Buffet, as well as John Boggle (inventor of the S&P 500 index fund at Vanguard), are both suggesting that now's a great time to put additional money into the market.
My original "pop quiz" introduces a complication: we're clearly in a recession, and there's some evidence of deflationary prices (i.e., a vicious falling demand leading to falling salaries, layoffs, and falling prices). However, many of the possible fixes being contemplated involve spending an awfully large amount of money. Money that we don't have. That means the U.S. can either just print more money (= inflationary, effectively devaluing the dollars in all of our pockets) or borrow more money (at higher and higher rates in order to attract buyers for the less and less attractive bonds, forcing higher taxes to pay the bills, and thus creating recessionary pressures).

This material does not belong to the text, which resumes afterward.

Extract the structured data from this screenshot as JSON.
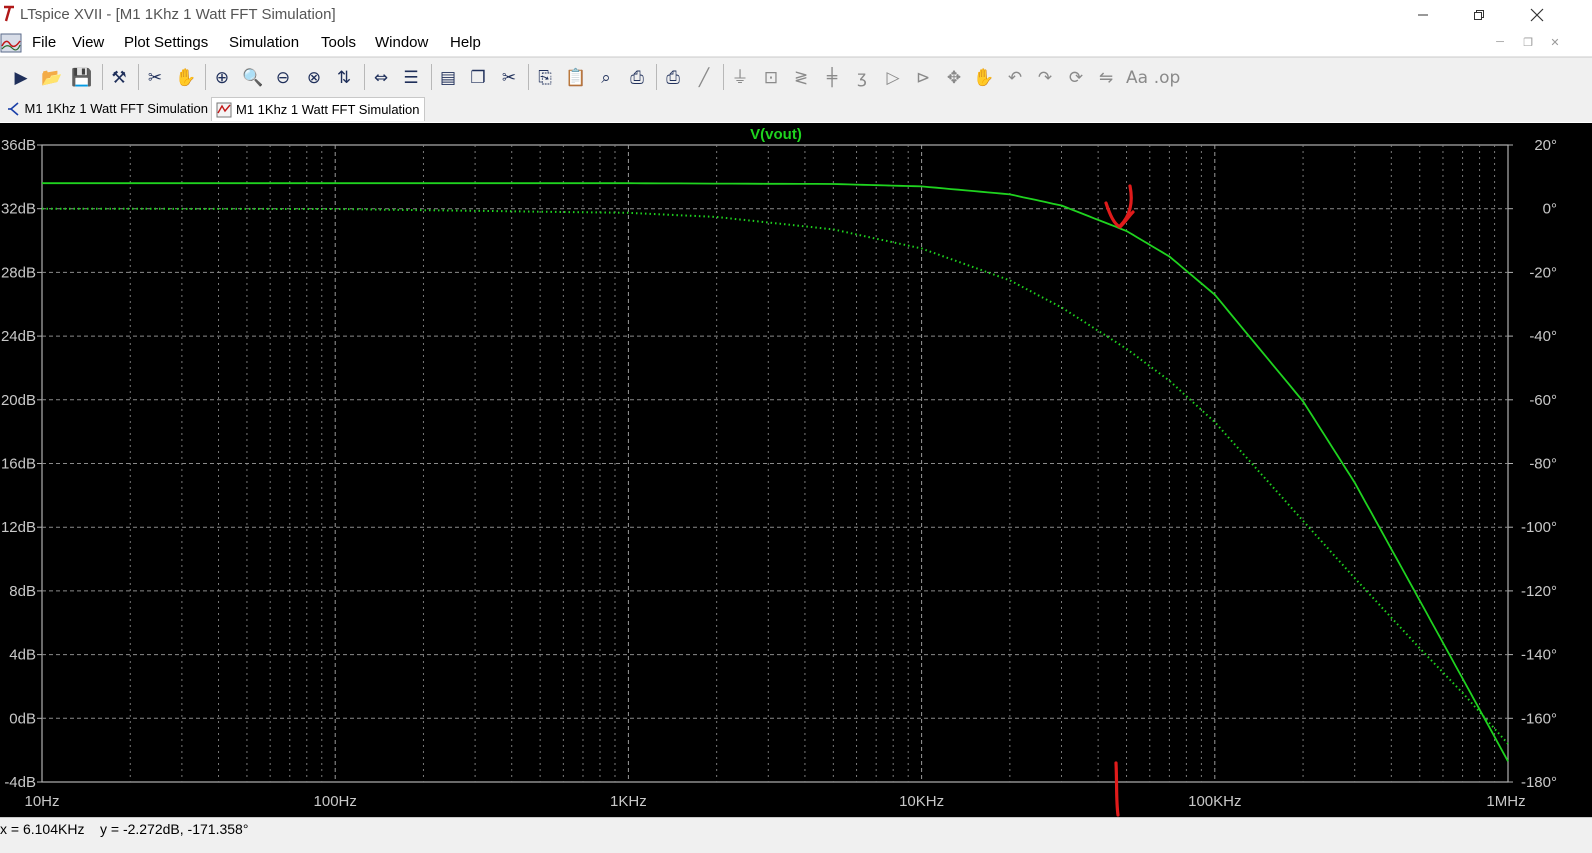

Holding currency (or money markets) over the past two months has been the only winning strategy. Everything else, except maybe gold, has been falling through the floor. The part that seemingly nobody expected was that there would be a "flight to quality" when the bubble popped and "quality" would be defined as the U.S. dollar. If the flight had gone elsewhere (the euro?), things would have turned out quite differently.
That said, the stock market is quite attractive these days. Likewise, if you have the stomach for junk bonds (e.g., debt from GM), the interest rates are nothing short of spectacular -- but you'd be a fool to loan money to some of these firms.